While “workload” is something you hear about a lot in hockey, that's usually reserved for criticism of starting goalies who appear in 65-plus games in a season. There's no real evidence that this kind of extra work diminishes their in-season performance in any way, but it probably does wear on them physically nonetheless. You never hear about it when a starting goalie gets hurt late in a season and you can basically pencil in as many as 40-plus appearances for a guy who never played more than 25 times (with Phoenix in 2013-14) before this year.

The Islanders have 17 games left, four of which are the second end of back-to-backs, meaning that Greiss will probably play 13 or maybe 14 more games this season, depending upon team need. That would bump him to 43 or 44 for the year. It's a lot of work, about 50 percent of what he's done in his entire career to this point.

But again, we have a good idea of what Greiss “is” at this point. All the game data plus his age paint a pretty clear picture that this is, again, an average NHL goalie. He's not a .940 goalie at 5-on-5, simply put. This isn't even a Steve Mason case, where a netminder clearly benefited immensely from a change of scenery from dismal (Columbus) to drab (Philadelphia). His career number is .927, which is a little better than the league average, but if you adjust for shot quality it drops to .926, and then you have to also keep in mind that, hey, as a backup he's mostly going to be playing worse teams than his starters. All of which tells you a lot.

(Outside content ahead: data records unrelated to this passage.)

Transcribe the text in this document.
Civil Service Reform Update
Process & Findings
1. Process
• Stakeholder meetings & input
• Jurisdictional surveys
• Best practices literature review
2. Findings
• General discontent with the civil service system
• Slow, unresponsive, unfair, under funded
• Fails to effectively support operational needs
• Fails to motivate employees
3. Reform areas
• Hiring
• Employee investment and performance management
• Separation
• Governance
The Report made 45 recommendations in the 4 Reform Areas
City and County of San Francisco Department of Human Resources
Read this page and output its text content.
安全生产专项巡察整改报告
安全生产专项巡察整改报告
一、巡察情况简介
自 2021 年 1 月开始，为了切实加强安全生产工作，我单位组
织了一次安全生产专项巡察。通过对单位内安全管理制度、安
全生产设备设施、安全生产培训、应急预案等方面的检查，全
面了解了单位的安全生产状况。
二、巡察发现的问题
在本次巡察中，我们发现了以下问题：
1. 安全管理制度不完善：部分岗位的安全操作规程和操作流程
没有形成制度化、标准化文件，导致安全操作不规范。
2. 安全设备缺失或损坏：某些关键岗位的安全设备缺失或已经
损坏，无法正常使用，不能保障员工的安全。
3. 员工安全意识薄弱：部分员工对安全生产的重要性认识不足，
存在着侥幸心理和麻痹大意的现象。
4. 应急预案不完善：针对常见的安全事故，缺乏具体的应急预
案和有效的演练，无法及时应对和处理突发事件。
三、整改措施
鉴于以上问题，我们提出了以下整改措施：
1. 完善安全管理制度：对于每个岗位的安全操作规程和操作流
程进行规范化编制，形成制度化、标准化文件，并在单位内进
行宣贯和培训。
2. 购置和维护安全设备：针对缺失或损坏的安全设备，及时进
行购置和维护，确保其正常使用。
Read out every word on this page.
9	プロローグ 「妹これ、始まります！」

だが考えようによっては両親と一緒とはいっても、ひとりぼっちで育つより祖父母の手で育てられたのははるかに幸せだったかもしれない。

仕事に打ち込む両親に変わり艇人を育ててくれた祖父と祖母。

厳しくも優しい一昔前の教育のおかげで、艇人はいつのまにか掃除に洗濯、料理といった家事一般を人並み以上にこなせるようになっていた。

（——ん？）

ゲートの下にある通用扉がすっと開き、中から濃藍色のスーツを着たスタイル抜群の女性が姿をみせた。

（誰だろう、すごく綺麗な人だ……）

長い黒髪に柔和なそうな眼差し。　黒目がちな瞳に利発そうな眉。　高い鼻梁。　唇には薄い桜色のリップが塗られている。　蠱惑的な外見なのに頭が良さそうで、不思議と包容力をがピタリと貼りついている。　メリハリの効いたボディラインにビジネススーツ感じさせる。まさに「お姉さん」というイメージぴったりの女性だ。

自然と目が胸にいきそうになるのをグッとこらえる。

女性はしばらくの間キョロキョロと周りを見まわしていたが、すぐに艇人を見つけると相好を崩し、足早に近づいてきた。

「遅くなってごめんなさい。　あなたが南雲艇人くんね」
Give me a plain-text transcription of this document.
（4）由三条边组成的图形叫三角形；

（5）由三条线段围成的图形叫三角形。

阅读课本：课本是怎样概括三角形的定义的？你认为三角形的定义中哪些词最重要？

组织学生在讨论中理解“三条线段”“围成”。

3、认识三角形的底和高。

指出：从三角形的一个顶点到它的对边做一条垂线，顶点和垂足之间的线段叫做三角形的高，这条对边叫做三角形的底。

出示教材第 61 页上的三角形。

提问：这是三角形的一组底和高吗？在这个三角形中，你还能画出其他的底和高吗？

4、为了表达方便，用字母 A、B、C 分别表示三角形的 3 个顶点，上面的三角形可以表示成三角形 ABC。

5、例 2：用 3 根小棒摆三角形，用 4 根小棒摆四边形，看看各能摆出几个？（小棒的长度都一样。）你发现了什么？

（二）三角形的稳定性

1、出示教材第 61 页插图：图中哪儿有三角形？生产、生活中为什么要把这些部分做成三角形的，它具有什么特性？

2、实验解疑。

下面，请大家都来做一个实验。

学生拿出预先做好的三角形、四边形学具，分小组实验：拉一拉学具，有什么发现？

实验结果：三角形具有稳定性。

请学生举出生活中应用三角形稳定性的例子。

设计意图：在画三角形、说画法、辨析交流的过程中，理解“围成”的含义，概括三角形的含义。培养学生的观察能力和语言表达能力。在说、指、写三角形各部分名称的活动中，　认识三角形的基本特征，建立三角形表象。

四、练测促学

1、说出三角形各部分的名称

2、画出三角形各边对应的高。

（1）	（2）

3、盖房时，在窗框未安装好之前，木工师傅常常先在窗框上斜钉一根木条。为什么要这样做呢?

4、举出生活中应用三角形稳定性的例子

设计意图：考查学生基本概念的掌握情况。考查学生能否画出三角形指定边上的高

He's just on an unbelievable hot streak so far this year. How hot? This stretch of .940 at full strength over 30 appearances has been matched or surpassed in only six other 30-game segments in his career, all of which are either clustered around this portion of his current season and a run of nearly .942 from April 9, 2013 to Nov. 11, 2014.

This level of play is an uncommon occurrence for just about any goaltender, but for Greiss it barely ever happens. And what's interesting here is the near-immediate drop-off in play back toward career norms, or even a little below them, once he wrapped up that initial impressive run in 2013-14.

But that crash-and-burn scenario really shouldn't be that much of a concern, really, because as you expand from 30-game segments to 42-game segments in his career, Greiss becomes far more reliably average. The range of performance shrinks from 18 points (.924 to .942) to 13 (.923 to .935). If he can reliably deliver even a .931 save percentage at full strength for the bulk of the season, which would require him to take a big step back at this point, that's very, very valuable for the Islanders. It's well above Halak's numbers for both his career (.924), either of his seasons with the Islanders (.9218 and .9229), and any season he's enjoyed since 2011-12.

In fact, these numbers suggest that over his last 43 games, Greiss has been right in line with his career averages, but needed this big bump in improvement to get there. Which should be pretty telling as to his performance for the rest of the year. Of course, anything can happen. These are only averages and so on, and he could continue to play great. He even could get better. Of course, the greater likelihood is that he regresses as he has before, but you just never know.

So basically, I would not expect that the Islanders are going to suffer greatly without Halak for any length of time. Greiss is nothing if not reliably good in a limited role, and asking him to play another baker's dozen or so games theoretically shouldn't be the last straw that's going to cause him to collapse in on himself like a dying star. He hasn't been injured since 2013, and that seems to have been the only injury he picked up in his NHL career apart from a case of the mumps last season. So that's not a concern either.

But again, if you buy that workload is physically taxing, playing 40-plus for Brooklyn would, proportionally, be about the same as a starter who never cleared 45 games being asked to play 77. Not exactly easy, but these are top-level athletes. He should be fine. So should the Islanders.

They just better hope that goal support holds up when they play the Rangers in the first round, because neither Greiss nor Halak nor anyone else seems particularly likely to out-duel Henrik Lundqvist in a seven-game series.